If you don’t pay your tolls, after 80 days you’ll receive
this envelope with a notice of civil penalty.
This week we started a new toll enforcement program to help collect tolls from drivers who crossed the SR 520 and Tacoma Narrows bridges and have not yet paid their toll bill.

Previously, Tacoma Narrows Bridge drivers who didn’t pay at the toll booths or have a Good To Go! account were sent a $52 ticket. Now, drivers have 80 days to pay the toll before receiving a notice of civil penalty.

If you want to dispute a penalty, you will find a more customer friendly dispute-resolution process – and more revenue goes back to the bridges. Under the old process, only $12 of the $52 infraction went back to the Tacoma Narrows Bridge. The new program allows us to put collected tolls, fees and penalties back into paying for each bridge.


What is a notice of civil penalty?

A civil penalty includes more than just the toll. After 80 days, owners of registered vehicles must pay the toll, a $40 penalty and any additional fees.

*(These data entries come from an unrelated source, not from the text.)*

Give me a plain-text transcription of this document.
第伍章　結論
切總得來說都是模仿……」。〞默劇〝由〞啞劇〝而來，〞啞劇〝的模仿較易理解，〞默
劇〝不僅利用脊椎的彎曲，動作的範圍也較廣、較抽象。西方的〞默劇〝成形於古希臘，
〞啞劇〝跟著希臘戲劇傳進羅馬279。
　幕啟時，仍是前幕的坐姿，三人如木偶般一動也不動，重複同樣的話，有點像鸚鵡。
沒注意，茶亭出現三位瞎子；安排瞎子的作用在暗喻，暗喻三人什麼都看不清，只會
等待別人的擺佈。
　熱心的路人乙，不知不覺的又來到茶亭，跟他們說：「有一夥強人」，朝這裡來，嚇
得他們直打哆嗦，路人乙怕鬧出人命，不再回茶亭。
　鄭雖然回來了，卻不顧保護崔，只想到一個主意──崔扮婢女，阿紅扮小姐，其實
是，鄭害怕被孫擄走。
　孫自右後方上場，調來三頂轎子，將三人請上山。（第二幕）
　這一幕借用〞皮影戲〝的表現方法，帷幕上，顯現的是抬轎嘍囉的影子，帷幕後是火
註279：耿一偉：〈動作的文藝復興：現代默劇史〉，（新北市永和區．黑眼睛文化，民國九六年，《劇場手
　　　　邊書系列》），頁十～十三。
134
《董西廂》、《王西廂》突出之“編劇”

Let’s say you crossed the SR 520 bridge during the peak commute time without a Good To Go! account. We’ll mail a bill to the driver within 14 days.  Those who don’t pay within 15 days get a second bill with a $5 reprocessing fee. The longer you wait, the costlier it gets. Drivers with unpaid tolls receive a notice of civil penalty and a $40 fine in addition to the late fee for each toll left unpaid after 80 days.

Example of how tolls can add up:

    First bill: $5 toll = $5 total
    Second bill: $5 toll + $5 reprocessing fee = $10 total
    Notice of Civil Penalty: $5 toll + $5 reprocessing fee + $40 civil penalty = $50 total


What should I do if receive a civil penalty?

Similar to a parking ticket, you shouldn’t ignore your penalty. If you receive a notice you have two options: pay or dispute. If you don’t believe you’re responsible for the penalty you can dispute in writing or request a hearing. Hearings will take place at a public court in Fife or at the Good To Go! customer service center off I-5 in north Seattle.

Unlike traffic court, toll enforcement judges are unable to reduce penalty amounts. They can only make a judgment on whether the vehicle owner is responsible for the tolls or not. Watch our video on YouTube to learn more about the dispute process.


Avoid receiving a civil penalty in the future

It’s easy to avoid additional fees or a civil penalty:
  • Keep your eyes open for a toll bill in the mail about 14 days after using a tolled bridge.
  • Make sure to pay your first toll bill within 15 days of receiving it.
  • Double-check your info with the Department of Licensing to confirm your address is current since tolls bills are sent to the registered vehicle owner.
You can choose not to receive a toll bill in the mail by signing up for a Good To Go! account. No bill plus you’ll get the lowest toll rate.